More recently, the Productivity Commission's Media Release for Economic Implications of an Ageing Australia of 12 April 2005 similarly concluded that Australia's burgeoning Baby Boomers will place an unprecedented economic burden.  However, keeping the ageing population healthy and in the workforce will mitigate these costs:

  • Ageing will reduce economic growth at the same time that demands for public services increases, such as health, aged care and the age pension.  With present policy settings, age-related spending will exceed the growth of tax revenue creating a fiscal gap equal to around 6˝ per cent of GDP by 2044–45.

  • With the workforce shrinking as a proportion of the population, per capita GDP growth will fall to as low as 1.25 per cent per year in the 2020s, about half the rate in 2003–04.

  • The ageing of our population ...... will be felt sooner than many imagine.  The actions of Governments today will determine how well Australia copes with ageing pressures in the future.

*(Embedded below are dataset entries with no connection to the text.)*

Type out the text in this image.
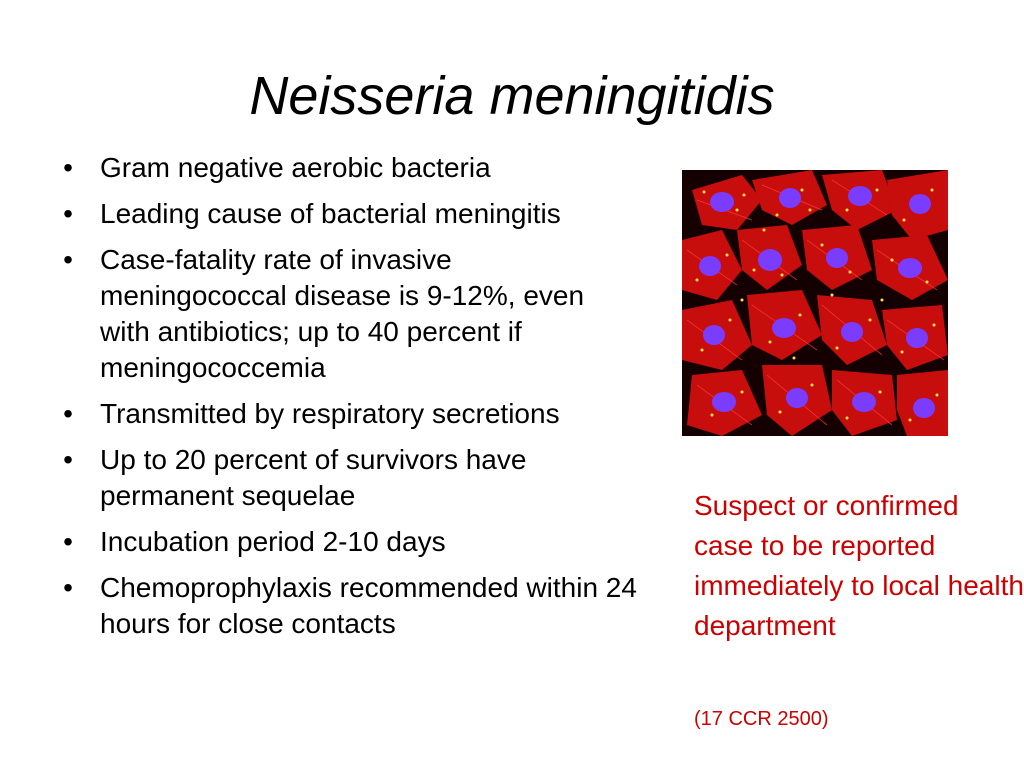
Neisseria meningitidis
• Gram negative aerobic bacteria
• Leading cause of bacterial meningitis
• Case-fatality rate of invasive meningococcal disease is 9-12%, even with antibiotics; up to 40 percent if meningococcemia
• Transmitted by respiratory secretions
• Up to 20 percent of survivors have permanent sequelae
• Incubation period 2-10 days
• Chemoprophylaxis recommended within 24 hours for close contacts

Suspect or confirmed case to be reported immediately to local health department

(17 CCR 2500)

  • In the absence of other policy actions to reduce fiscal pressure, -
    *        taxation levels would need to rise by 21 per cent by 2044–45, or
    *        the debt burden of ageing would become twice as large as Australia’s GDP.

  • The Commission said that policy responses would have to be on a broad front and at all levels of Government.  Co-ordinated reforms would be needed in key human service areas like health and aged care.  The Commission shows that raising labour force participation can partly offset ageing’s impacts and highlights the importance of productivity growth to future prosperity.

Demands on Australia's public hospital system seemingly have never been more acute.  "It makes me sick" by Lisa Carty North Shore Times Wed 25 July 2007 highlights Royal North Shore Hospital was gripped by crisis for the second time in a week on Monday 23 July when ambulances were banked up for hours while hospital staff scrambled to find beds for incoming patients due to increased numbers of sick old people suffering from Winter illnesses taking up beds. 

"Devastated" by Wendy Kay, North Shore Times Fri 3 Aug 2007 highlights the acute shortage of beds at RNSH.

Professor Diana Olsberge, Head of the School of Sociology and Anthropology University of NSW, who has studied 7,000 boomers Australia-wide in particular the economic aspects of ageing (for the Australian Housing and Urban Research Institute) contended in June 2007 that baby boomers are suffering a national delusion about ageing by expecting Government to deliver the good times when they are old. 

  • "They hold unrealistic expectations about health and lifestyle into old age and have little notion of how much it will cost and how to pay for it."

  • "There is a national delusion amongst baby boomers because they believe the Government is going to provide, that Government will meet their expectations about health and lifestyle,"

  • "I am saying there is going to be more user pay and people will need to pay for their own health if that want that level of health provision.”

  • "For acute conditions our health system provides the best services you can get, but for elective surgery, the enhanced expectations of boomers may well be sorely pressed.

  • "The public health system will be so stretched as they age."

Section 3.II lists a plethora of recent journal articles and government reports of the negative impact on health care funding due to -

(i)         diminishing future tax payer pool from Gen X and Gen Y;

(ii)        Baby Boomers living longer and longer due to antibiotics, anti-cholesterol statins, anti-coagulants and blood pressure drugs etc; and

(iii)       high cost of many new medical technologies  eg. nano-technology, nano-medicine, genetic testing, gene therapy, pharmacogenomics, rational drug design, xenotransplants and bioengineered organ, joint, or tissue replacement, minimally-invasive surgery, robotics and virtual surgery.